Nutzung der Datenbank
Zur Datenbank
In der Datenbank sind gut 2.900 Kolophone aus ca. 2.200 Handschriften erfasst. Basis des Datenbestands ist eine Auswertung der Katalogeinträge zu den Handschriftenbeständen von insgesamt 29 Bibliotheken (Liste der Bibliotheken). Der Datenbestand wird sukzessive durch die Auswertung weiterer Bibliotheksstandorte erweitert. Sofern verfügbar, werden iiif-Manifeste der Manuskriptseiten mit den Kolophonen angezeigt.
Mit der Web-App können sowohl die erfassten Kolophone als auch die Manuskripte durchsucht und nach verschiedenen Parametern ausgewertet werden. Das Manual gibt einen Überblick über die Struktur der App und die Funktionalitäten sowie Erläuterungen zu den einzelnen Kategorien.
Auf der Hauptseite befinden sich oben rechts vier Schaltflächen (und ein Home-Symbol), die zu den Datenbankkategorien Manuskripte, Kolophone, Personen und Orte führen. Diese werden nachfolgend einzeln erläutert
Manuskripte
Die Ansicht Manuskripte listet die in der Datenbank erfassten Handschriften auf. Ein Klick auf einen Eintrag leitet zur Detailansicht der jeweiligen Handschrift weiter (s.u.).
Über die rechts befindlichen Filterschaltflächen kann die Auswahl eingegrenzt werden:
Siglensuche: Über dieses Eingabefeld können Einzelsiglen oder Siglengruppen gezielt abgefragt werden.
Aufbewahrungsorte: Hier sind die aufbewahrenden Institutionen alphabetisch nach Ortsnamen sortiert aufgelistet.
Typisierung der Handschrift: Die Suchfunktion erlaubt eine texttypologische Eingrenzung der Handschriften bzw. der in diesen enthaltenen Texte (Geistlich, Fiktional, Historiographisch etc.
Die Filteroptionen sind nicht exklusiv und daher kombinierbar.
Manuskripte - Detailansicht
In der Titelzeile finden sich Informationen zu Datierung, Schreibort und inhaltlicher Typisierung der Handschrift.
Links angeordnet findet sich ein Informationsfeld mit kodikologischen Informationen und eines mit den im Kolophon erwähnten Personen
(Schreiberinnen und Schreiber, Heilige, Gönnerinnen und Gönner, Heilige; ein Klick auf den jeweiligen Namen führt zur Detailansicht der Person im Personenregister).
Unten links wird auf die Beschreibung der jeweiligen Handschrift im Handschriftencensus verlinkt.
Mittig sind die in der Handschrift enthaltenen Texte aufgelistet, der Fokus liegt auf den mit einem Kolophon verbundenen bzw. dem Kolophon voranstehenden Texten, die die jeweilige Kolophon-ID und eine Vorschau auf das Transkript des Kolophons enthalten. Die Kolophon-ID verlinkt auf die Detailansicht des jeweiligen Kolophons. Weitere in der Handschrift enthaltene Texte sind sekundär über den Hanschriftencensus erfasst, nicht in allen Fällen handelt es sich um vollständige Auflistungen sämtlicher im Codex enthaltener Texte.
Kolophone
Die Ansicht Kolophone listet sämtliche in der Datenbank erfassten Kolophone auf. Ein Klick auf einen Eintrag leitet zur
Detailansicht des jeweiligen Kolophons weiter. Die Einträge sind alphabetisch nach Textbeginn sortiert. Neben einer Vorschau
der Transkription sind Kontextinformationen wie Entstehungszeit und zugehörige Handschrift/Text aufgeführt.

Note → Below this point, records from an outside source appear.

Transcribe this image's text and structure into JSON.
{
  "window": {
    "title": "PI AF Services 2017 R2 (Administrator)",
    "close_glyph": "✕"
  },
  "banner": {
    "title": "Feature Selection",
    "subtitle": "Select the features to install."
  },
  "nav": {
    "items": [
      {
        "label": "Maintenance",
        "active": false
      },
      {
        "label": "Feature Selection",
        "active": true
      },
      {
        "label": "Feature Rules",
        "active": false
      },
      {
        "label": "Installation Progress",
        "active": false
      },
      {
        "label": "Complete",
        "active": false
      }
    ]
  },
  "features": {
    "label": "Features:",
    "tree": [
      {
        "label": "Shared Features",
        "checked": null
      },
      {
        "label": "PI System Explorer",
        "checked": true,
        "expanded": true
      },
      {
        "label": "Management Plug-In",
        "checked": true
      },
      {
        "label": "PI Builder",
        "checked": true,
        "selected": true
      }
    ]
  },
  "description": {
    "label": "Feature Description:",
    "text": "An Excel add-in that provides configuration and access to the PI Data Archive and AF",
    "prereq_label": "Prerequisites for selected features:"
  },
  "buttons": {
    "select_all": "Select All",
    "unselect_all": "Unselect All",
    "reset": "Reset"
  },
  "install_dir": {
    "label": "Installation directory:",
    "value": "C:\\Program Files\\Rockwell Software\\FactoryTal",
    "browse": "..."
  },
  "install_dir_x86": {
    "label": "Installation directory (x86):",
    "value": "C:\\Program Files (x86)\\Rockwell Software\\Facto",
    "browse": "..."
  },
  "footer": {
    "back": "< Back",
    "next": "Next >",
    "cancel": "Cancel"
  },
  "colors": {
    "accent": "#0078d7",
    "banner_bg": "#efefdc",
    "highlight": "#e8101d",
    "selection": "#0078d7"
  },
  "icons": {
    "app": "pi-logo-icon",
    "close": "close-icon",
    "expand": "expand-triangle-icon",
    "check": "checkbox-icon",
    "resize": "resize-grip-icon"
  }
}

Über die rechts befindlichen Filterschaltflächen kann die Auswahl eingegrenzt werden.
- Volltextsuche: In diesem Eingabefeld kann nach einzelnen oder kombinierten Inhalten der erfassten Kolophon-Transkripte gesucht werden (Erläuterung s.u.)
- Aufbewahrungsorte: In diesem Filter sind die aufbewahrenden Institutionen der Codices alphabetisch nach Ortsnamen sortiert aufgelistet.
- Datierung der Handschrift: Hier kann eine zeitliche Eingrenzung in 25-Jahres-Intervallen vorgenommen werden.
- Typisierung der Handschrift:Die Suchfunktion erlaubt eine texttypologische Eingrenzung der Handschriften bzw. der in diesen enthaltenen Texte (Geistlich, Fiktional, Historiographisch etc.).
- Namensnennung Schreibinstanz: Der Filter zeigt über die Optionen Ja/Nein an, ob in Kolophonen Schreibernamen genannt werden oder ob diese anonym gehalten sind. Grundlage ist nur die Angabe im Kolophon, etwaige Hinweise auf Schreibernamen aus anderen Quellen wie z. B. Katalogen werden hier nicht berücksichtigt, aber ggfls. in den Anmerkungen vermerkt.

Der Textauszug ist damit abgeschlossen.